I've never run short of criticism about hospital group purchasing organizations (GPOs.) The Fort Worth Weekly has an outstanding piece called "Hijacking at the Hospital" that lays out Novation's story (and that of its troubled sibling Neoforma) for laypeople. "... Novation ...has become the largest broker of hospital and medical supplies in the country, wielding enormous influence over the lives of patients, the safety of hospital workers, and the zooming costs of healthcare in this country. But it’s also a giant in trouble. Several small medical supply manufacturers that say they have been squeezed out of the market by Novation are lining up to sue, and the company has already paid out millions of dollars in settlements. Congress is in its third year of investigating Novation’s activities. At least one state attorney general is investigating the company. And now the company is a target of a Dallas-based investigation by the U.S. Attorney’s office into massive allegations of Medicare fraud — a probe that has been hampered by the deaths, within the last 18 months, of two of the prosecutors involved in it. The irony is that Novation and other entities like it — called group purchasing organizations — were invented to help hospitals save money. But instead of saving patients money, many people charge, Novation, in effect, is working on behalf of manufacturers and suppliers, helping them — and Novation itself — to make as much money as possible, to the detriment of taxpayers and the healthcare-buying public." I won't try to summarize the article because it's worth your full read. Everything I've seen and thought over the years is in there. Kudos to them.
Government contracting is sure confusing. Northrop Grumman gets the HHS contract to develop an NHIN architecture. They subcontract to HealthBridge, a midwestern RHIO. HealthBridge's platform is Axolotl. So why are we taxpayers paying everyone except Axolotl to do the work when they're the one who built the product?
Memorial Hermann will use Zynx clinical decision support. They're calling it a partnership, although one partner doesn't usually write a check to the other one.
Stock message board droppings:
Cerner
"CERN has 2 dozen concurrent deployments in the Southern Cluster, half of which will be live by end of Q1 2006. It took IDX two years to get ONE hospital live in London. Fujitsu made the right move by taking CERN. I bet the CERN UK parking lot is full by 6am."
"IDX's failure at NHS is only part of the story. All of those IDX Carecast customers are now up for grabs. Maybe Cerner will get the 'lastword'!"
Eclipsys
"I hear another round of layoffs are approaching and salaries are capped - no raises for anyone (but somehow I suspect that the upper brass will get increases). How much longer can this sinking ship stay afloat?"

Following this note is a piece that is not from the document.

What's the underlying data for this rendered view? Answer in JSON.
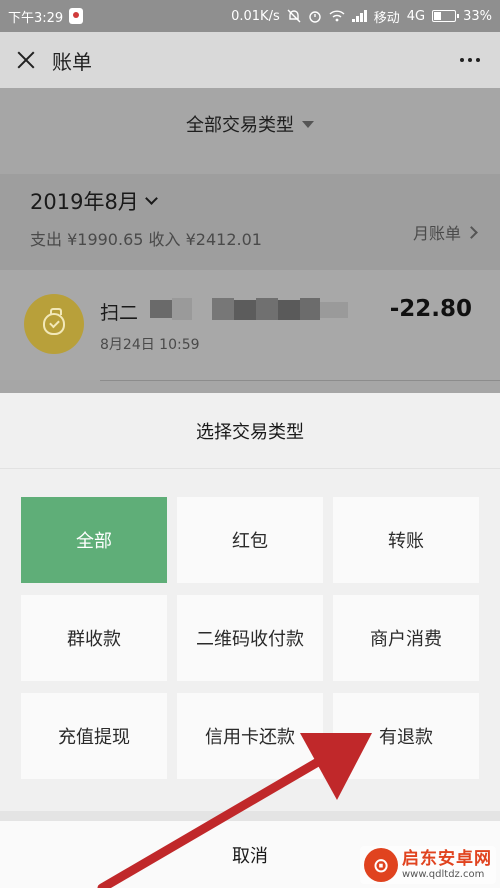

"I am sitting beside an employee who is getting increases in pay, is too busy to take a holiday and is happy the 2003 fiasco of web based products is finally behind the company."

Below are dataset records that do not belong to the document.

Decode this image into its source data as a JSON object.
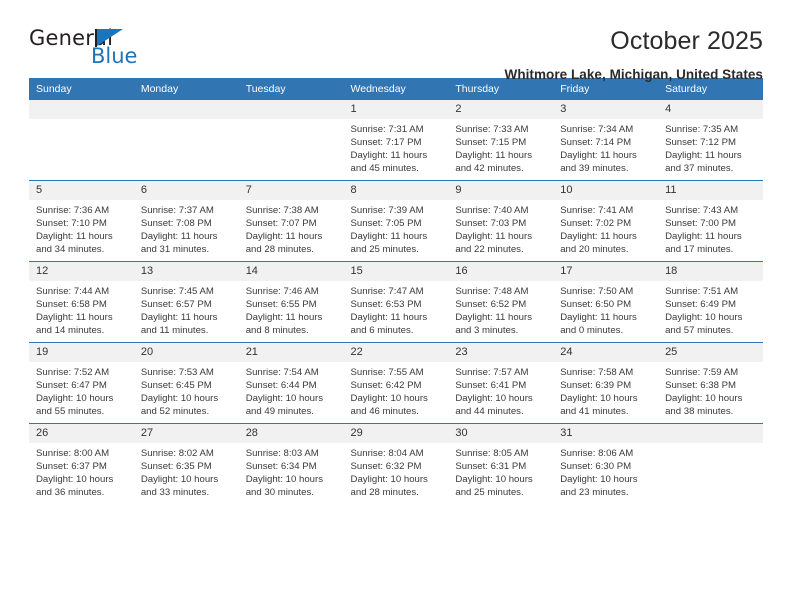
{
  "logo": {
    "word_one": "General",
    "word_two": "Blue",
    "flag_icon": "blue-triangle-flag"
  },
  "header": {
    "month_title": "October 2025",
    "location": "Whitmore Lake, Michigan, United States"
  },
  "colors": {
    "header_blue": "#3175b3",
    "logo_blue": "#1b75bc",
    "daynum_band": "#f1f1f1",
    "text": "#3a3a3a"
  },
  "calendar": {
    "weekday_headers": [
      "Sunday",
      "Monday",
      "Tuesday",
      "Wednesday",
      "Thursday",
      "Friday",
      "Saturday"
    ],
    "weeks": [
      [
        {
          "day": "",
          "empty": true,
          "sunrise": "",
          "sunset": "",
          "daylight_a": "",
          "daylight_b": ""
        },
        {
          "day": "",
          "empty": true,
          "sunrise": "",
          "sunset": "",
          "daylight_a": "",
          "daylight_b": ""
        },
        {
          "day": "",
          "empty": true,
          "sunrise": "",
          "sunset": "",
          "daylight_a": "",
          "daylight_b": ""
        },
        {
          "day": "1",
          "empty": false,
          "sunrise": "Sunrise: 7:31 AM",
          "sunset": "Sunset: 7:17 PM",
          "daylight_a": "Daylight: 11 hours",
          "daylight_b": "and 45 minutes."
        },
        {
          "day": "2",
          "empty": false,
          "sunrise": "Sunrise: 7:33 AM",
          "sunset": "Sunset: 7:15 PM",
          "daylight_a": "Daylight: 11 hours",
          "daylight_b": "and 42 minutes."
        },
        {
          "day": "3",
          "empty": false,
          "sunrise": "Sunrise: 7:34 AM",
          "sunset": "Sunset: 7:14 PM",
          "daylight_a": "Daylight: 11 hours",
          "daylight_b": "and 39 minutes."
        },
        {
          "day": "4",
          "empty": false,
          "sunrise": "Sunrise: 7:35 AM",
          "sunset": "Sunset: 7:12 PM",
          "daylight_a": "Daylight: 11 hours",
          "daylight_b": "and 37 minutes."
        }
      ],
      [
        {
          "day": "5",
          "empty": false,
          "sunrise": "Sunrise: 7:36 AM",
          "sunset": "Sunset: 7:10 PM",
          "daylight_a": "Daylight: 11 hours",
          "daylight_b": "and 34 minutes."
        },
        {
          "day": "6",
          "empty": false,
          "sunrise": "Sunrise: 7:37 AM",
          "sunset": "Sunset: 7:08 PM",
          "daylight_a": "Daylight: 11 hours",
          "daylight_b": "and 31 minutes."
        },
        {
          "day": "7",
          "empty": false,
          "sunrise": "Sunrise: 7:38 AM",
          "sunset": "Sunset: 7:07 PM",
          "daylight_a": "Daylight: 11 hours",
          "daylight_b": "and 28 minutes."
        },
        {
          "day": "8",
          "empty": false,
          "sunrise": "Sunrise: 7:39 AM",
          "sunset": "Sunset: 7:05 PM",
          "daylight_a": "Daylight: 11 hours",
          "daylight_b": "and 25 minutes."
        },
        {
          "day": "9",
          "empty": false,
          "sunrise": "Sunrise: 7:40 AM",
          "sunset": "Sunset: 7:03 PM",
          "daylight_a": "Daylight: 11 hours",
          "daylight_b": "and 22 minutes."
        },
        {
          "day": "10",
          "empty": false,
          "sunrise": "Sunrise: 7:41 AM",
          "sunset": "Sunset: 7:02 PM",
          "daylight_a": "Daylight: 11 hours",
          "daylight_b": "and 20 minutes."
        },
        {
          "day": "11",
          "empty": false,
          "sunrise": "Sunrise: 7:43 AM",
          "sunset": "Sunset: 7:00 PM",
          "daylight_a": "Daylight: 11 hours",
          "daylight_b": "and 17 minutes."
        }
      ],
      [
        {
          "day": "12",
          "empty": false,
          "sunrise": "Sunrise: 7:44 AM",
          "sunset": "Sunset: 6:58 PM",
          "daylight_a": "Daylight: 11 hours",
          "daylight_b": "and 14 minutes."
        },
        {
          "day": "13",
          "empty": false,
          "sunrise": "Sunrise: 7:45 AM",
          "sunset": "Sunset: 6:57 PM",
          "daylight_a": "Daylight: 11 hours",
          "daylight_b": "and 11 minutes."
        },
        {
          "day": "14",
          "empty": false,
          "sunrise": "Sunrise: 7:46 AM",
          "sunset": "Sunset: 6:55 PM",
          "daylight_a": "Daylight: 11 hours",
          "daylight_b": "and 8 minutes."
        },
        {
          "day": "15",
          "empty": false,
          "sunrise": "Sunrise: 7:47 AM",
          "sunset": "Sunset: 6:53 PM",
          "daylight_a": "Daylight: 11 hours",
          "daylight_b": "and 6 minutes."
        },
        {
          "day": "16",
          "empty": false,
          "sunrise": "Sunrise: 7:48 AM",
          "sunset": "Sunset: 6:52 PM",
          "daylight_a": "Daylight: 11 hours",
          "daylight_b": "and 3 minutes."
        },
        {
          "day": "17",
          "empty": false,
          "sunrise": "Sunrise: 7:50 AM",
          "sunset": "Sunset: 6:50 PM",
          "daylight_a": "Daylight: 11 hours",
          "daylight_b": "and 0 minutes."
        },
        {
          "day": "18",
          "empty": false,
          "sunrise": "Sunrise: 7:51 AM",
          "sunset": "Sunset: 6:49 PM",
          "daylight_a": "Daylight: 10 hours",
          "daylight_b": "and 57 minutes."
        }
      ],
      [
        {
          "day": "19",
          "empty": false,
          "sunrise": "Sunrise: 7:52 AM",
          "sunset": "Sunset: 6:47 PM",
          "daylight_a": "Daylight: 10 hours",
          "daylight_b": "and 55 minutes."
        },
        {
          "day": "20",
          "empty": false,
          "sunrise": "Sunrise: 7:53 AM",
          "sunset": "Sunset: 6:45 PM",
          "daylight_a": "Daylight: 10 hours",
          "daylight_b": "and 52 minutes."
        },
        {
          "day": "21",
          "empty": false,
          "sunrise": "Sunrise: 7:54 AM",
          "sunset": "Sunset: 6:44 PM",
          "daylight_a": "Daylight: 10 hours",
          "daylight_b": "and 49 minutes."
        },
        {
          "day": "22",
          "empty": false,
          "sunrise": "Sunrise: 7:55 AM",
          "sunset": "Sunset: 6:42 PM",
          "daylight_a": "Daylight: 10 hours",
          "daylight_b": "and 46 minutes."
        },
        {
          "day": "23",
          "empty": false,
          "sunrise": "Sunrise: 7:57 AM",
          "sunset": "Sunset: 6:41 PM",
          "daylight_a": "Daylight: 10 hours",
          "daylight_b": "and 44 minutes."
        },
        {
          "day": "24",
          "empty": false,
          "sunrise": "Sunrise: 7:58 AM",
          "sunset": "Sunset: 6:39 PM",
          "daylight_a": "Daylight: 10 hours",
          "daylight_b": "and 41 minutes."
        },
        {
          "day": "25",
          "empty": false,
          "sunrise": "Sunrise: 7:59 AM",
          "sunset": "Sunset: 6:38 PM",
          "daylight_a": "Daylight: 10 hours",
          "daylight_b": "and 38 minutes."
        }
      ],
      [
        {
          "day": "26",
          "empty": false,
          "sunrise": "Sunrise: 8:00 AM",
          "sunset": "Sunset: 6:37 PM",
          "daylight_a": "Daylight: 10 hours",
          "daylight_b": "and 36 minutes."
        },
        {
          "day": "27",
          "empty": false,
          "sunrise": "Sunrise: 8:02 AM",
          "sunset": "Sunset: 6:35 PM",
          "daylight_a": "Daylight: 10 hours",
          "daylight_b": "and 33 minutes."
        },
        {
          "day": "28",
          "empty": false,
          "sunrise": "Sunrise: 8:03 AM",
          "sunset": "Sunset: 6:34 PM",
          "daylight_a": "Daylight: 10 hours",
          "daylight_b": "and 30 minutes."
        },
        {
          "day": "29",
          "empty": false,
          "sunrise": "Sunrise: 8:04 AM",
          "sunset": "Sunset: 6:32 PM",
          "daylight_a": "Daylight: 10 hours",
          "daylight_b": "and 28 minutes."
        },
        {
          "day": "30",
          "empty": false,
          "sunrise": "Sunrise: 8:05 AM",
          "sunset": "Sunset: 6:31 PM",
          "daylight_a": "Daylight: 10 hours",
          "daylight_b": "and 25 minutes."
        },
        {
          "day": "31",
          "empty": false,
          "sunrise": "Sunrise: 8:06 AM",
          "sunset": "Sunset: 6:30 PM",
          "daylight_a": "Daylight: 10 hours",
          "daylight_b": "and 23 minutes."
        },
        {
          "day": "",
          "empty": true,
          "sunrise": "",
          "sunset": "",
          "daylight_a": "",
          "daylight_b": ""
        }
      ]
    ]
  }
}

>>> "I am sitting beside an employee who is getting increases in
pay, is too busy to take a holiday and is happy the 2003 fiasco of web
based products is finally behind the company."

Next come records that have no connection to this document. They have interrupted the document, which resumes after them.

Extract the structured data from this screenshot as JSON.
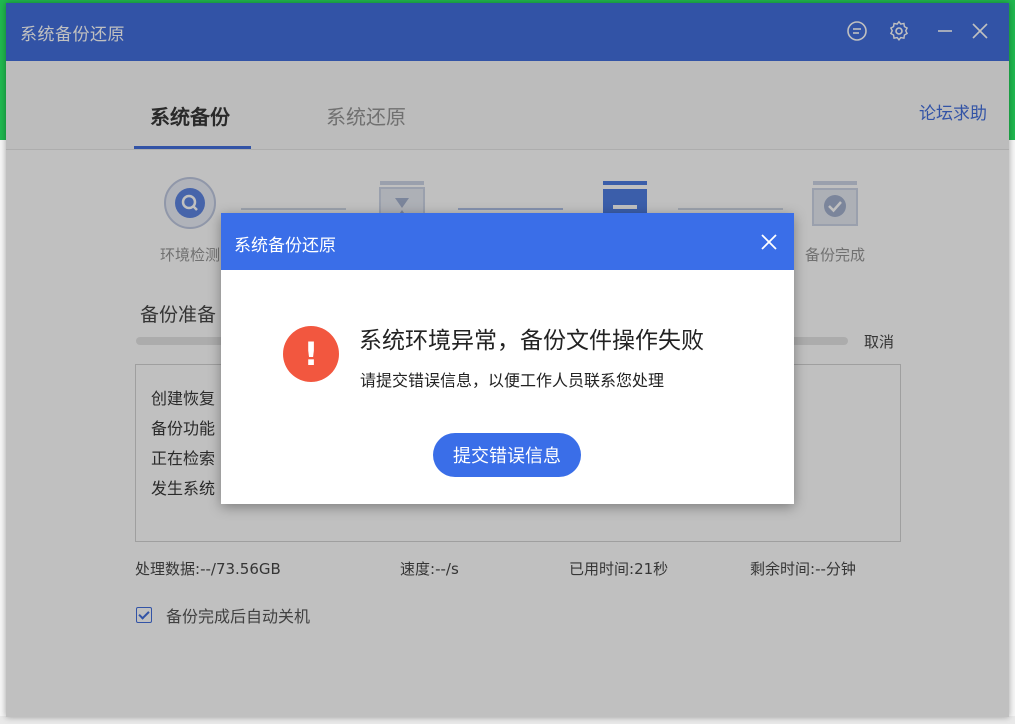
{
  "window": {
    "title": "系统备份还原",
    "controls": [
      "feedback-icon",
      "gear-icon",
      "minimize-icon",
      "close-icon"
    ]
  },
  "tabs": [
    {
      "label": "系统备份",
      "active": true
    },
    {
      "label": "系统还原",
      "active": false
    }
  ],
  "help_link": "论坛求助",
  "steps": [
    {
      "label": "环境检测",
      "icon": "search-icon"
    },
    {
      "label": "",
      "icon": "hourglass-icon"
    },
    {
      "label": "",
      "icon": "drive-icon"
    },
    {
      "label": "备份完成",
      "icon": "check-icon"
    }
  ],
  "prep_title": "备份准备",
  "cancel_label": "取消",
  "log_lines": [
    "创建恢复",
    "备份功能",
    "正在检索",
    "发生系统"
  ],
  "stats": {
    "data_label": "处理数据:",
    "data_value": "--/73.56GB",
    "speed_label": "速度:",
    "speed_value": "--/s",
    "elapsed_label": "已用时间:",
    "elapsed_value": "21秒",
    "remaining_label": "剩余时间:",
    "remaining_value": "--分钟"
  },
  "auto_shutdown": {
    "label": "备份完成后自动关机",
    "checked": true
  },
  "dialog": {
    "title": "系统备份还原",
    "message": "系统环境异常，备份文件操作失败",
    "sub_message": "请提交错误信息，以便工作人员联系您处理",
    "button_label": "提交错误信息",
    "error_symbol": "!"
  },
  "colors": {
    "accent": "#2e5fd9",
    "dialog_header": "#3a6ee8",
    "error": "#f2573f",
    "desktop_green": "#20b84f"
  }
}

Pigs will fly before Cerner has 12 hospitals live in the Southern Cluster
by Q1 of 2006. However, they really should have 1 or 2 live by now
regardless. Fugitsu gave Cerner all of the set-up work about file
structures and specifications that IDX had worked for months on. With that
kind of head-start why can't Cerner get just get going? IDX was not the
problem; FUJITSU was the problem. Fujitsu could never decide what they
wanted from IDX (who was not the primary) and was just short of incompetent
in the way that they dealt with IDX.
Funny the first commenter mentioned outsourcing - that's exactly what
Fujitsu are trying to talk some of the Southern trusts into doing. One
particular 'Project Manager' has been rubbishing the local HIS so that the
Director of the Trust would perhaps consider Fujitsu for some of their
other IT services. CRS is just a loss leader!